Types of hypotheses: Three types of hypotheses include -- working hypothesis, null
hypothesis and alternate hypothesis.
Working hypothesis is provisionally adopted to explain the relationship between some
observed facts for guiding a researcher in the investigation of a problem. A statement
constitutes a trail or working hypothesis (which) is to be tested and conformed, modifies or
even abandoned as the investigation proceeds.
Null hypothesis is formulated against the working hypothesis, and it opposes the statement
of the working hypothesis. It is contrary to the positive statement made in the working
hypothesis. It is formulated to disprove the contrary of a working hypothesis. When a
researcher rejects a null hypothesis, he/she actually proves a working hypothesis. It is
normally denoted by H0. Normally, only null hypothesis is written research papers.
Alternate hypothesis is formulated when a researcher totally rejects null hypothesis. He/she
develops such a hypothesis with adequate reasons. It is normally denoted by H1. A researcher
formulates this hypothesis only after rejecting the null hypothesis.
Examples of different hypotheses:
Working hypothesis: Population influences the number of bank branches in a town.
Null hypothesis (Ho): Population may not have any significant influence on the number of
bank branches in a town.
Alternate hypothesis (H1): Population might have significant effect on the number of bank
branches in a town.
7. Statistical Tests: Different statistical tests have to be performed for different types of data.
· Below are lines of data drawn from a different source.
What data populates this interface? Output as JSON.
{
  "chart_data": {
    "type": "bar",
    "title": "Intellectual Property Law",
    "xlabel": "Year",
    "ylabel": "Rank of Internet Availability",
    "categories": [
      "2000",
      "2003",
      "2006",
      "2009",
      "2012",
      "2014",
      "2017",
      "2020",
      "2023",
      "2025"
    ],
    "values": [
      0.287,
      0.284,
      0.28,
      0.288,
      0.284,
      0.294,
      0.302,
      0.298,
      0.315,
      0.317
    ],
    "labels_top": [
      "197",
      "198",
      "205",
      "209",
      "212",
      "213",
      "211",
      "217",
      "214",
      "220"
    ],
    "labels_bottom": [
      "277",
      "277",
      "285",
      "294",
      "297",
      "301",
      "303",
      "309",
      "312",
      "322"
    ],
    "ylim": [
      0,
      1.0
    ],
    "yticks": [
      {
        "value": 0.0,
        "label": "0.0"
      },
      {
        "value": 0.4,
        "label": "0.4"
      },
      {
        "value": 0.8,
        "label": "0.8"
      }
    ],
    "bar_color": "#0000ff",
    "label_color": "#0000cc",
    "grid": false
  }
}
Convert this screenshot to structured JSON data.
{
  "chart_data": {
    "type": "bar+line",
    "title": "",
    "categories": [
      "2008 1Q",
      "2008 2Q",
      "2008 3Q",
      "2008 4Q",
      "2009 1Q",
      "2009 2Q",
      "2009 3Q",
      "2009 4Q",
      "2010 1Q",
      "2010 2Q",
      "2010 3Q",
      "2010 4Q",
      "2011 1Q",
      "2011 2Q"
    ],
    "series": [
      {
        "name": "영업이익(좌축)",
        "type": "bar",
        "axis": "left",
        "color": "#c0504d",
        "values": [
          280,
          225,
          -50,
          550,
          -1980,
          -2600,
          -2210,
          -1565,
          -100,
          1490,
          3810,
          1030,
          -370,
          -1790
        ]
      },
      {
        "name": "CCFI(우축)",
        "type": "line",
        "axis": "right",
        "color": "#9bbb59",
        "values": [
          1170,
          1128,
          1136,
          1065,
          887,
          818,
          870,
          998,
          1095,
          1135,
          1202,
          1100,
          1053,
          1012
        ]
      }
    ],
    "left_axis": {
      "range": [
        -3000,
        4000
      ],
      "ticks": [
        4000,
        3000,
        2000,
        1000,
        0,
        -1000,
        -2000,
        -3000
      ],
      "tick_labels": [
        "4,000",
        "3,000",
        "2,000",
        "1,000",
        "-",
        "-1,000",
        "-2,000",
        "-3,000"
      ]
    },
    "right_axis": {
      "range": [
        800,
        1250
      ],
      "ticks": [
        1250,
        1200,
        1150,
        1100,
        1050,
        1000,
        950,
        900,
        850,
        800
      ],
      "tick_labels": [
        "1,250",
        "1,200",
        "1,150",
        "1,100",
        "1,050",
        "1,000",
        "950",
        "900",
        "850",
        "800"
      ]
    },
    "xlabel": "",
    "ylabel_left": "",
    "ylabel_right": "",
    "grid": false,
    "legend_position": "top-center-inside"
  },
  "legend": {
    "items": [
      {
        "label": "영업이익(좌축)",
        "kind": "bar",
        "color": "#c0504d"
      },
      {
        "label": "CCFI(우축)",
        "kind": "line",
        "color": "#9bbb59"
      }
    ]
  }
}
For continuous data: If comparing 2 groups (treatment/control), t-test. If comparing > 2
groups, ANOVA (F-test). If measuring association between 2 variables, Pearson r
correlation. If trying to predict an outcome (crystal ball), regression or multiple regression.
For ordinal data: Likert-type scales are ordinal data. If comparing 2 groups, Mann Whitney
U (treatment vs. control), Wilcoxon (matched pre vs. post). If comparing > 2 groups,
Kruskal-Wallis (median test). If measuring association between 2 variables, Spearman rho
For categorical data: Called a test of frequency; how often something is observed (AKA:
Goodness of Fit Test, Test of Homogeneity). Chi-Square (χ2). Examples of burning research
questions -- Do negative ads change how people vote? Is there a relationship between marital
status and health insurance coverage? Do blonds have more fun?
8. Descriptive and Inferential Statistics: Descriptive Statistics provide an overview of the
attributes of a data set. These include measurements of central tendency (frequency
histograms, mean, median, and mode) and dispersion (range, variance and standard
deviation). Inferential statistics provide measures of how well your data support your
hypothesis and if your data are generalizable beyond what was tested (significance tests).